We messaged for a bit, and then exchanged numbers and started to text. I told him of my pain. He told me of his. A woman he was supposed to get married to had cheated on him, and he was depressed after breaking things off months ago.
As the days passed our conversation turned from our pain to our interests. Our likes. Our hobbies. Our goals.
We decided we needed to hang out in person.
The First Hang Out
One Saturday we met for lunch at Taco Bell. This was merely the start of a problematic Taco Bell addiction we won’t get into now. We chatted and planned on heading to the local arcade since we both enjoyed video games. Our hometown was small, and most of the games didn’t even work. I gave Dorian some good-natured teasing about his velvet purple coin purse he brought game money in. I actually admired it, though. I was so used to feeling embarrassed about anything and everything. Everything about me always seemed wrong. But here he was, carrying around a princely coin purse that was bigger than his hand, unconcerned.

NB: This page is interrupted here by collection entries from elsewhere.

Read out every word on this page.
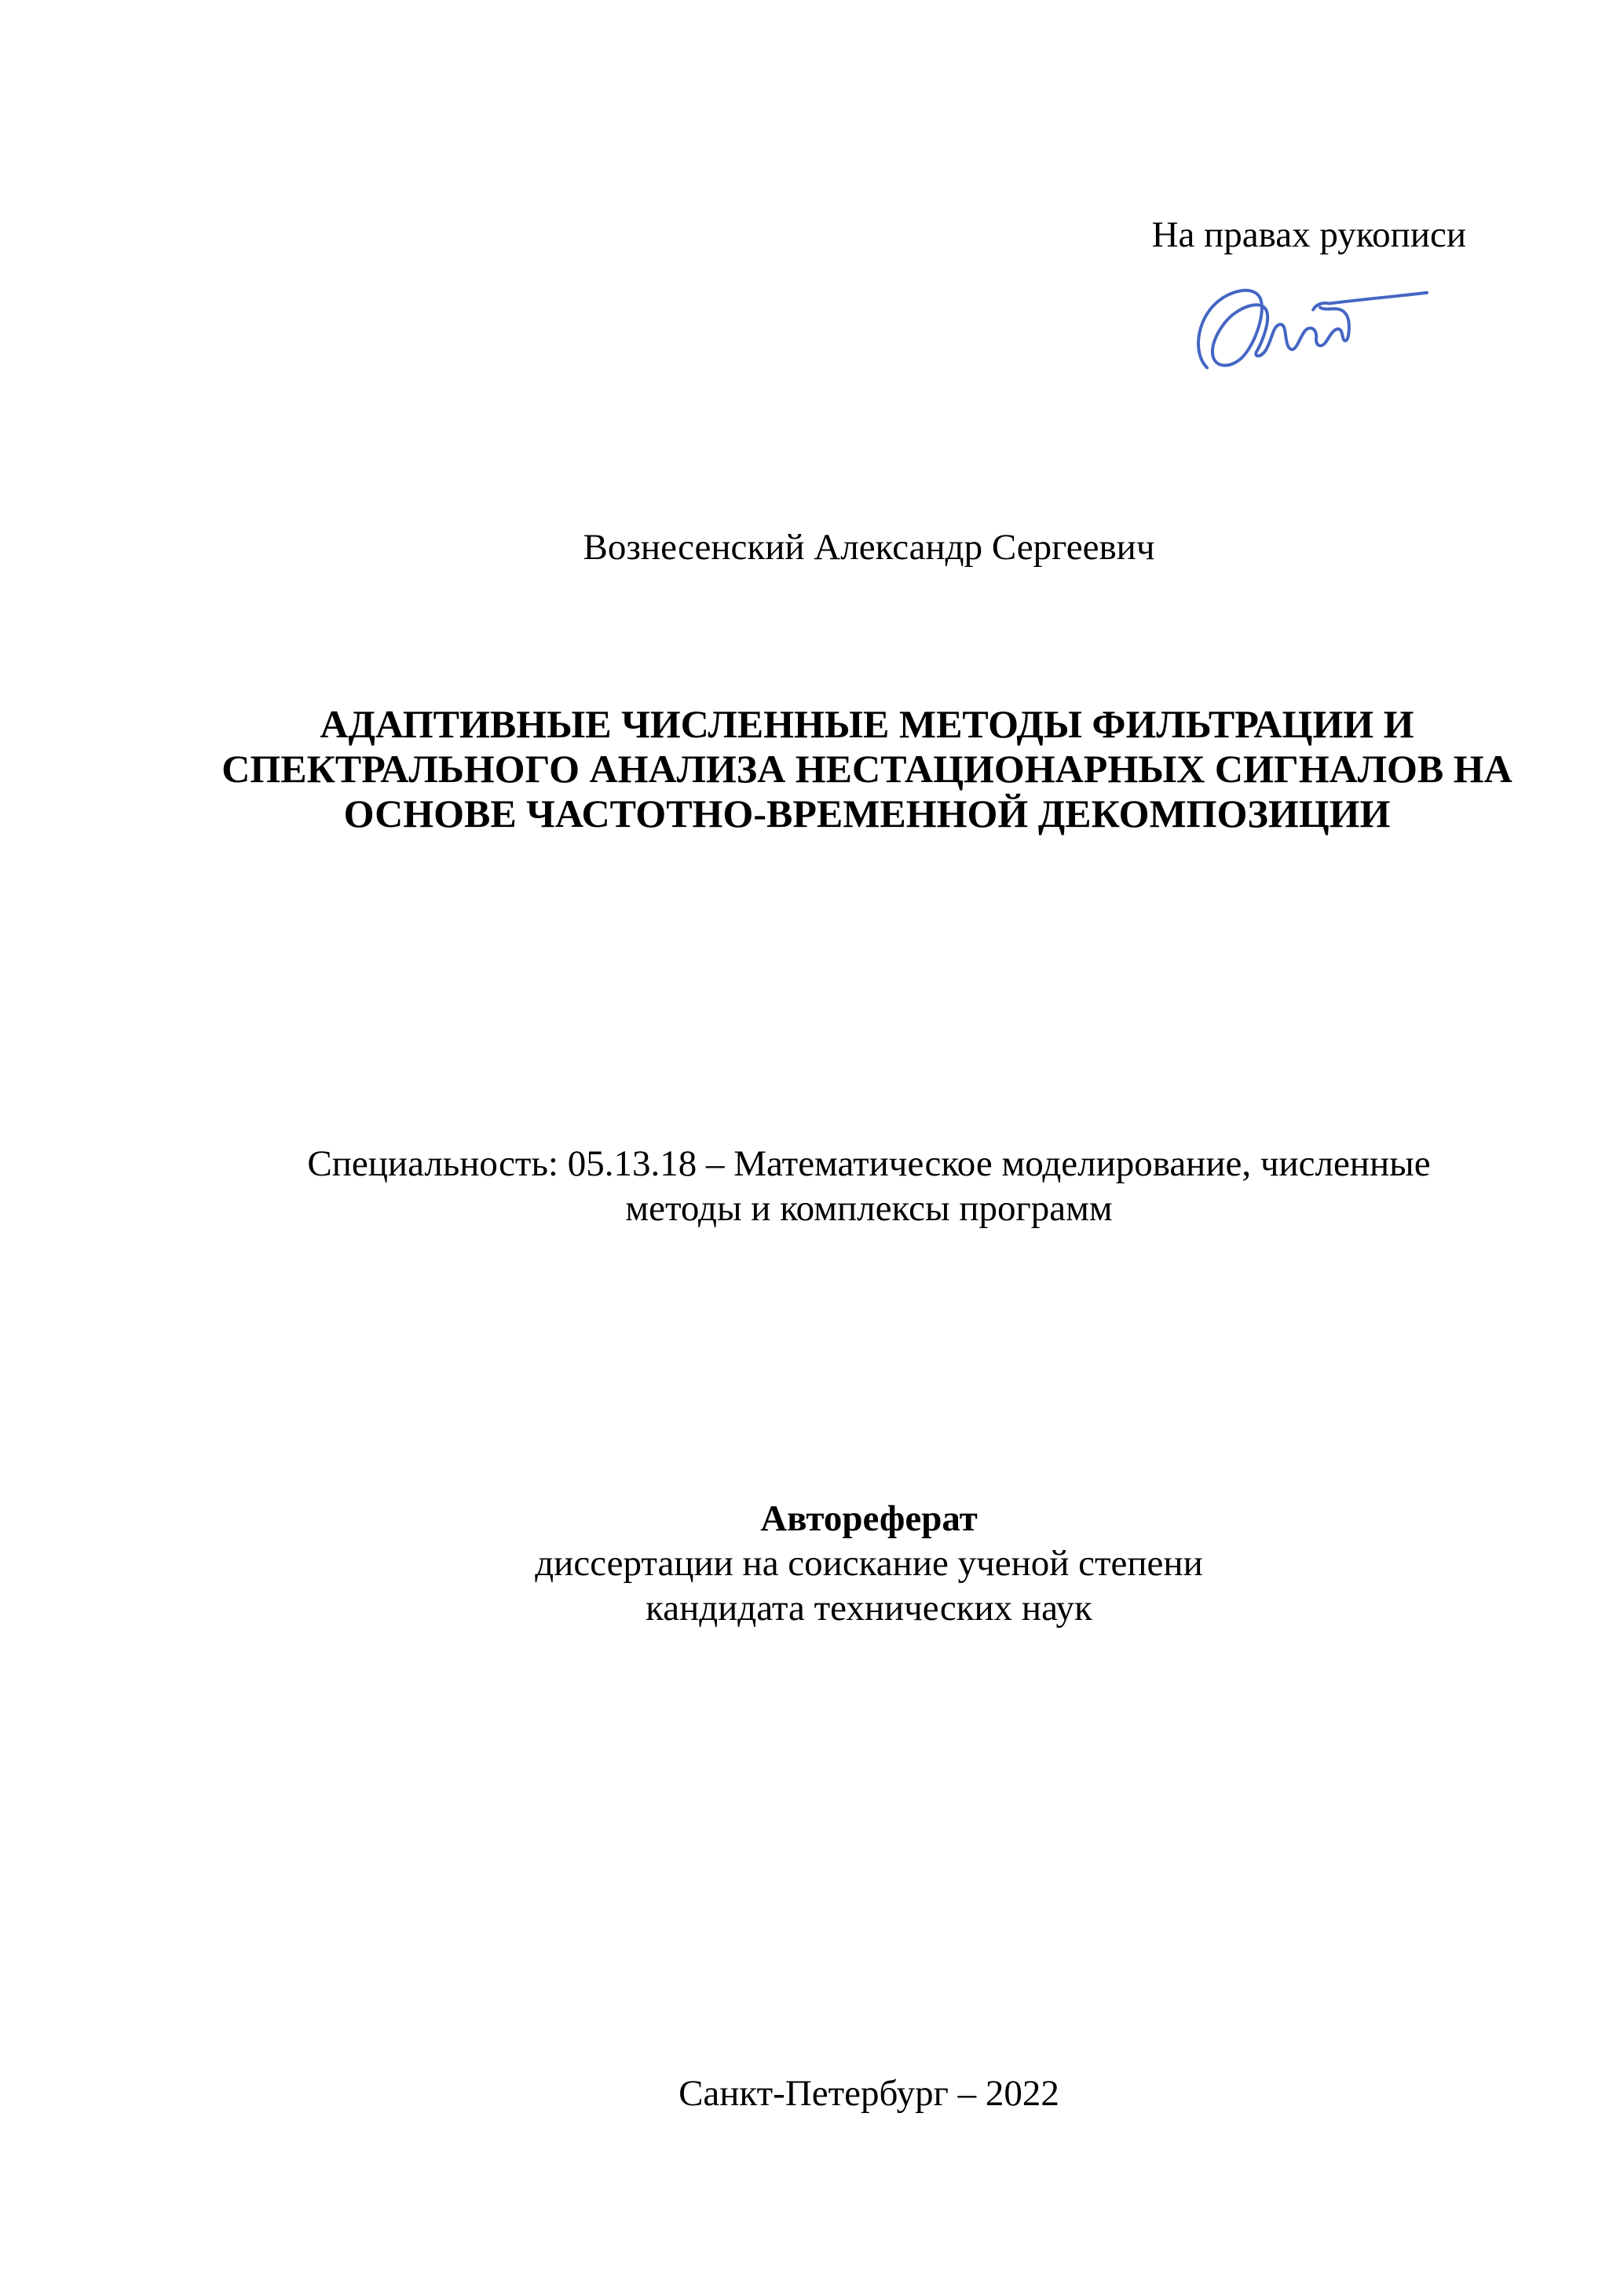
На правах рукописи
Вознесенский Александр Сергеевич
АДАПТИВНЫЕ ЧИСЛЕННЫЕ МЕТОДЫ ФИЛЬТРАЦИИ И
СПЕКТРАЛЬНОГО АНАЛИЗА НЕСТАЦИОНАРНЫХ СИГНАЛОВ НА
ОСНОВЕ ЧАСТОТНО-ВРЕМЕННОЙ ДЕКОМПОЗИЦИИ
Специальность: 05.13.18 – Математическое моделирование, численные
методы и комплексы программ
Автореферат
диссертации на соискание ученой степени
кандидата технических наук
Санкт-Петербург – 2022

Normally after spending a few hours with someone, even a boyfriend, I’m ready to recharge in my room alone. But after we were done at the arcade, I found myself wanting to still hang out. We discussed, and decided to head into Tulsa and browse the stores, too broke to actually shop.
He drove me in his car. It was a flashy Camaro, which would have impressed me except back then I didn’t know the species of cars.

We spent hours more simply walking through stores and talking about our goals, our dreams, and our memories.
The First Date
We started dating only a month after we first talked on Facebook. He picked me up to go to dinner at Applebee’s, which was considered quite fancy in our small town. There was an air of nervousness to both of us. We’d dressed up. We talked.
This was in March of 2013.
And it began the best years of our lives.